Charlie Dean stopped what he was doing. His eyes glazed over as he stared across the narrow street at the stone wall opposite. His umbrella sagged on to his shoulder and rain began to fall on his face. But he hardly noticed.
He’d just remembered the mud on his car. It must be all over the bodywork and the hubcaps, and coating the inside of the wheel arches. He’d forgotten about it last night, when he came back from the pub, but it would be obvious this morning in daylight. He recalled that he’d even plastered some over his number plate, in a misguided attempt at secrecy. If the number was still illegible he could get stopped by the police — not that many police officers were seen in Wirksworth these days. Just as bad, his bosses at Williamson Hart might start asking questions. He would be ruining his image. He couldn’t do anything about it now, though. He’d have to find time to go through the car wash on the way to the office.
He looked at his watch. Damn, he was going to be late if Barbara didn’t hurry up. He hated that. He wanted to be known as the perfect employee — the best salesman, the top negotiator, the guy who always arrived on time and stayed until the work was done. That made it much easier to get away with the rest of it.
So what was she up to? Surely she couldn’t still be on the phone? He knew she must be doing this deliberately. For some reason, she had it in for him this morning. Well, what was new? She’d never needed a reason before.
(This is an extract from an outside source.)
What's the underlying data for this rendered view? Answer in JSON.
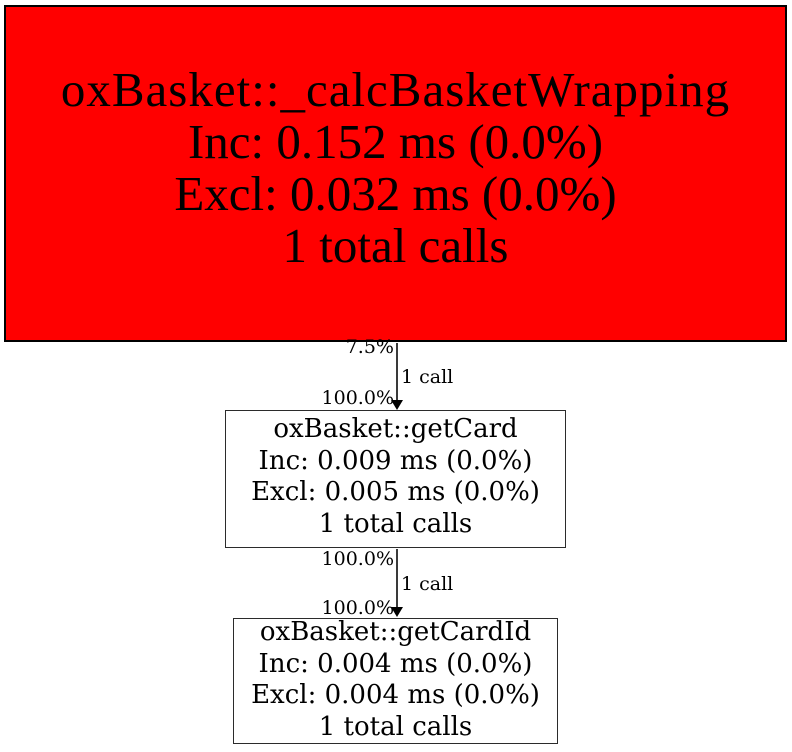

Charlie looked down at the surface of the drive he was standing on. Lumps of wet mud lay on the concrete, either side of a set of dirty tyre tracks. Could he blame the binmen for that? Probably not. They came to The Dale too early in the day. Anyway, Barbara would notice the mud as soon as she set eyes on the car.
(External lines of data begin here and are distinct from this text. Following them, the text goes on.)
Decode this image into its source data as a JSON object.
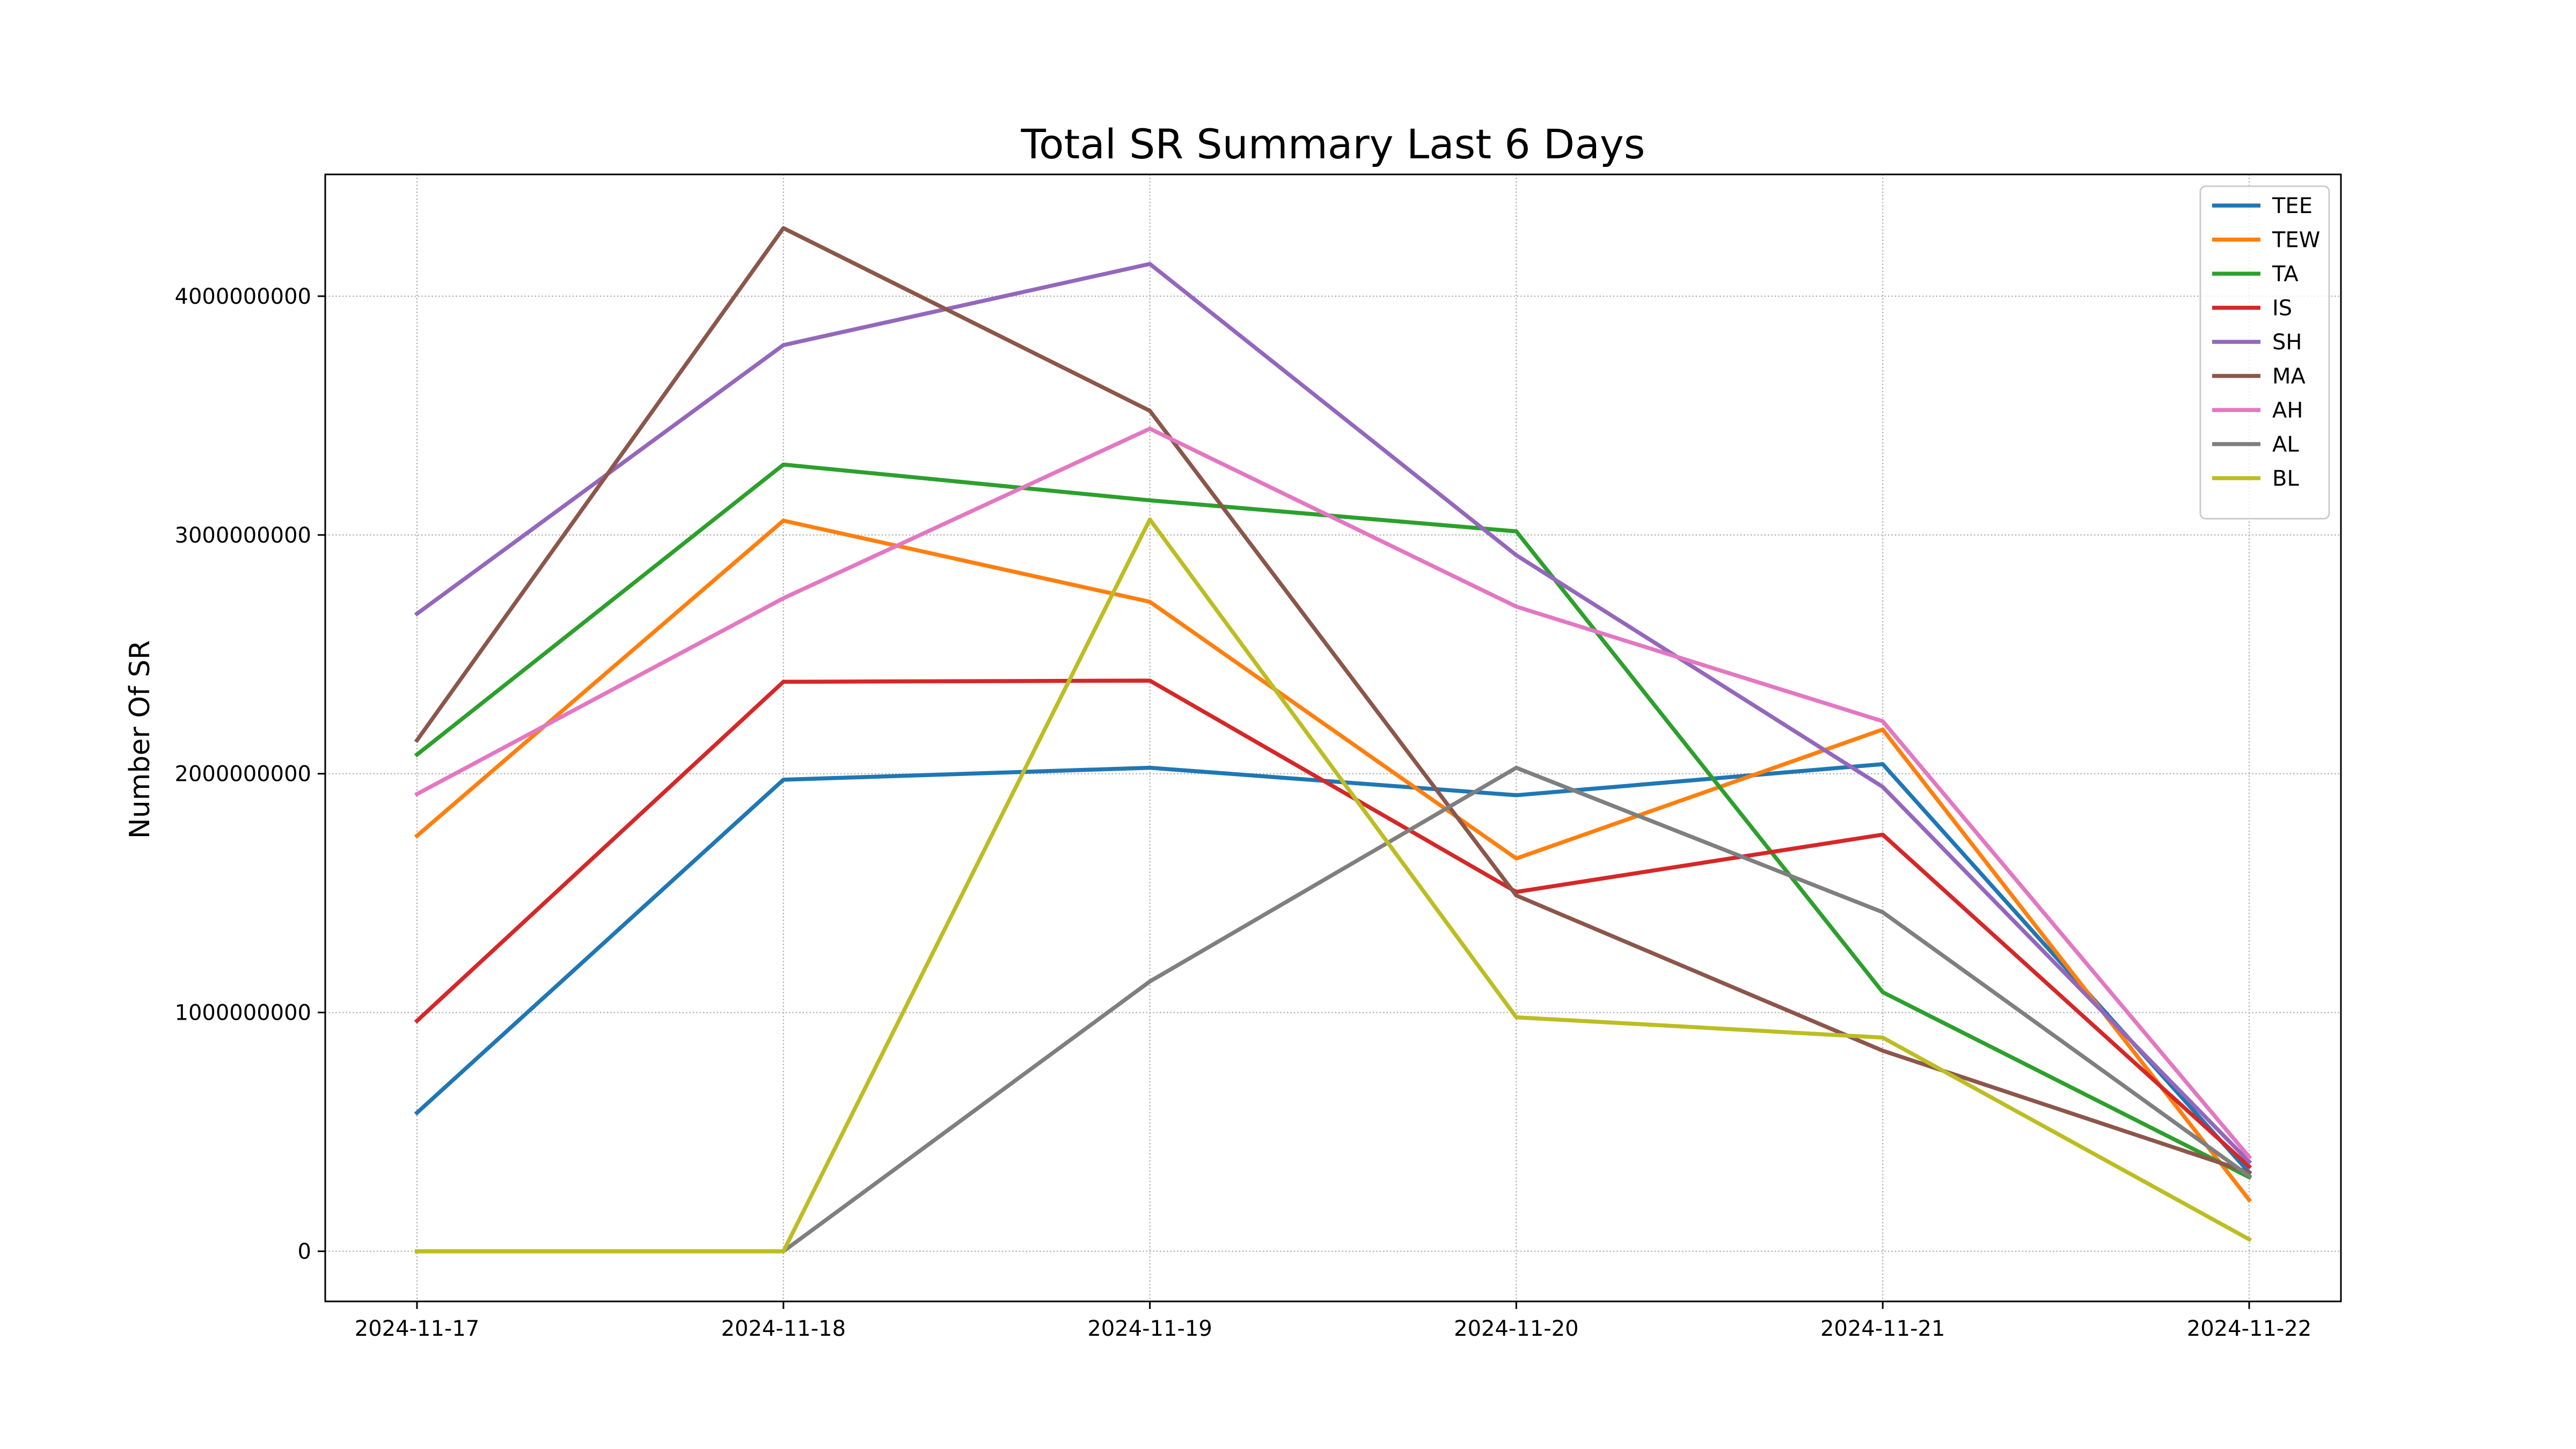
{
  "chart_data": {
    "type": "line",
    "title": "Total SR Summary Last 6 Days",
    "xlabel": "",
    "ylabel": "Number Of SR",
    "x": [
      "2024-11-17",
      "2024-11-18",
      "2024-11-19",
      "2024-11-20",
      "2024-11-21",
      "2024-11-22"
    ],
    "y_ticks": [
      0,
      1000000000,
      2000000000,
      3000000000,
      4000000000
    ],
    "y_tick_labels": [
      "0",
      "1000000000",
      "2000000000",
      "3000000000",
      "4000000000"
    ],
    "ylim": [
      -210000000,
      4510000000
    ],
    "grid": true,
    "grid_style": "dotted",
    "legend_position": "upper right",
    "series": [
      {
        "name": "TEE",
        "color": "#1f77b4",
        "values": [
          580000000,
          1975000000,
          2025000000,
          1910000000,
          2040000000,
          330000000
        ]
      },
      {
        "name": "TEW",
        "color": "#ff7f0e",
        "values": [
          1740000000,
          3060000000,
          2720000000,
          1645000000,
          2185000000,
          215000000
        ]
      },
      {
        "name": "TA",
        "color": "#2ca02c",
        "values": [
          2080000000,
          3295000000,
          3145000000,
          3015000000,
          1085000000,
          310000000
        ]
      },
      {
        "name": "IS",
        "color": "#d62728",
        "values": [
          965000000,
          2385000000,
          2390000000,
          1505000000,
          1745000000,
          355000000
        ]
      },
      {
        "name": "SH",
        "color": "#9467bd",
        "values": [
          2670000000,
          3795000000,
          4135000000,
          2915000000,
          1945000000,
          375000000
        ]
      },
      {
        "name": "MA",
        "color": "#8c564b",
        "values": [
          2140000000,
          4285000000,
          3520000000,
          1490000000,
          840000000,
          330000000
        ]
      },
      {
        "name": "AH",
        "color": "#e377c2",
        "values": [
          1915000000,
          2735000000,
          3445000000,
          2700000000,
          2220000000,
          395000000
        ]
      },
      {
        "name": "AL",
        "color": "#7f7f7f",
        "values": [
          0,
          0,
          1130000000,
          2025000000,
          1420000000,
          315000000
        ]
      },
      {
        "name": "BL",
        "color": "#bcbd22",
        "values": [
          0,
          0,
          3065000000,
          980000000,
          895000000,
          50000000
        ]
      }
    ]
  }
}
He took a deep breath, and knew he’d have to face the worst. He had a couple of minutes perhaps to come up with a credible story. A new property that was half built, a site where construction hadn’t been finished and the access road was full of mud? It might work.
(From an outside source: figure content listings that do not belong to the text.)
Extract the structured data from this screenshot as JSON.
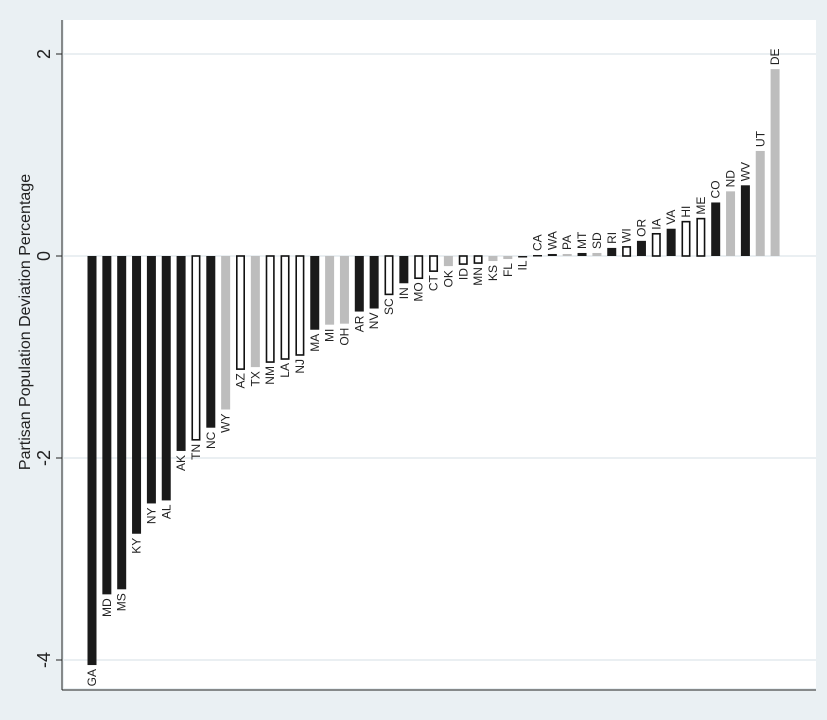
{
  "chart_data": {
    "type": "bar",
    "ylabel": "Partisan Population Deviation Percentage",
    "ylim": [
      -4.2,
      2.1
    ],
    "yticks": [
      2,
      0,
      -2,
      -4
    ],
    "ytick_labels": [
      "2",
      "0",
      "-2",
      "-4"
    ],
    "grid": true,
    "colors": {
      "black": "#1a1a1a",
      "gray": "#bdbdbd",
      "white": "#ffffff",
      "plot_bg": "#ffffff",
      "page_bg": "#eaf0f3",
      "grid": "#dde5ea"
    },
    "categories": [
      "GA",
      "MD",
      "MS",
      "KY",
      "NY",
      "AL",
      "AK",
      "TN",
      "NC",
      "WY",
      "AZ",
      "TX",
      "NM",
      "LA",
      "NJ",
      "MA",
      "MI",
      "OH",
      "AR",
      "NV",
      "SC",
      "IN",
      "MO",
      "CT",
      "OK",
      "ID",
      "MN",
      "KS",
      "FL",
      "IL",
      "CA",
      "WA",
      "PA",
      "MT",
      "SD",
      "RI",
      "WI",
      "OR",
      "IA",
      "VA",
      "HI",
      "ME",
      "CO",
      "ND",
      "WV",
      "UT",
      "DE"
    ],
    "values": [
      -4.05,
      -3.35,
      -3.3,
      -2.75,
      -2.45,
      -2.42,
      -1.93,
      -1.82,
      -1.7,
      -1.52,
      -1.12,
      -1.1,
      -1.05,
      -1.02,
      -0.98,
      -0.73,
      -0.68,
      -0.67,
      -0.55,
      -0.52,
      -0.38,
      -0.27,
      -0.22,
      -0.15,
      -0.1,
      -0.08,
      -0.07,
      -0.05,
      -0.03,
      -0.005,
      0.01,
      0.02,
      0.02,
      0.03,
      0.03,
      0.08,
      0.09,
      0.15,
      0.22,
      0.27,
      0.34,
      0.37,
      0.53,
      0.64,
      0.7,
      1.04,
      1.85
    ],
    "fills": [
      "black",
      "black",
      "black",
      "black",
      "black",
      "black",
      "black",
      "white",
      "black",
      "gray",
      "white",
      "gray",
      "white",
      "white",
      "white",
      "black",
      "gray",
      "gray",
      "black",
      "black",
      "white",
      "black",
      "white",
      "white",
      "gray",
      "white",
      "white",
      "gray",
      "gray",
      "black",
      "black",
      "black",
      "gray",
      "black",
      "gray",
      "black",
      "white",
      "black",
      "white",
      "black",
      "white",
      "white",
      "black",
      "gray",
      "black",
      "gray",
      "gray"
    ]
  }
}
Last night, he’d driven in forwards and parked the BMW pointing towards the back of the garage. He normally reversed in, to give himself an easy exit. But last night he didn’t want to be messing about turning in the road. There were always too many nosy people around, too many pairs of eyes peering from behind their curtains in The Dale.
He unlocked the doors of the car, and the lights flashed. He turned back from the road and looked at the BMW.
‘Oh, shit.’
He froze, not knowing what to do. Or, at least, what to do first. He thought about panicking, kicking the walls, sitting in the car and turning on the engine to fill the garage with exhaust fumes and ending it all, right here and now. It would be preferable to going indoors to Barbara and telling her everything. He might as well kill himself now, rather than wait for her to do it. He could make it painless anyway. Barbara wouldn’t consider that option.
Finally, he fumbled for the remote and closed the garage door, glancing over his shoulder again to see if anyone was outside the house, watching. He had a horribly vivid vision of the man in the red rain jacket, hood up against the downpour, watching him from the dark. But the road was empty. The coast was clear.
Dean let himself into the house, and poured warm water into a bucket with a trembling hand. He added a splash of washing up liquid, though he’d always told people it was too astringent and could damage your paintwork. He went back to the garage and found an old sponge on the shelf. He hesitated for only a moment before he began to remove the bloody hand print from the boot of his BMW.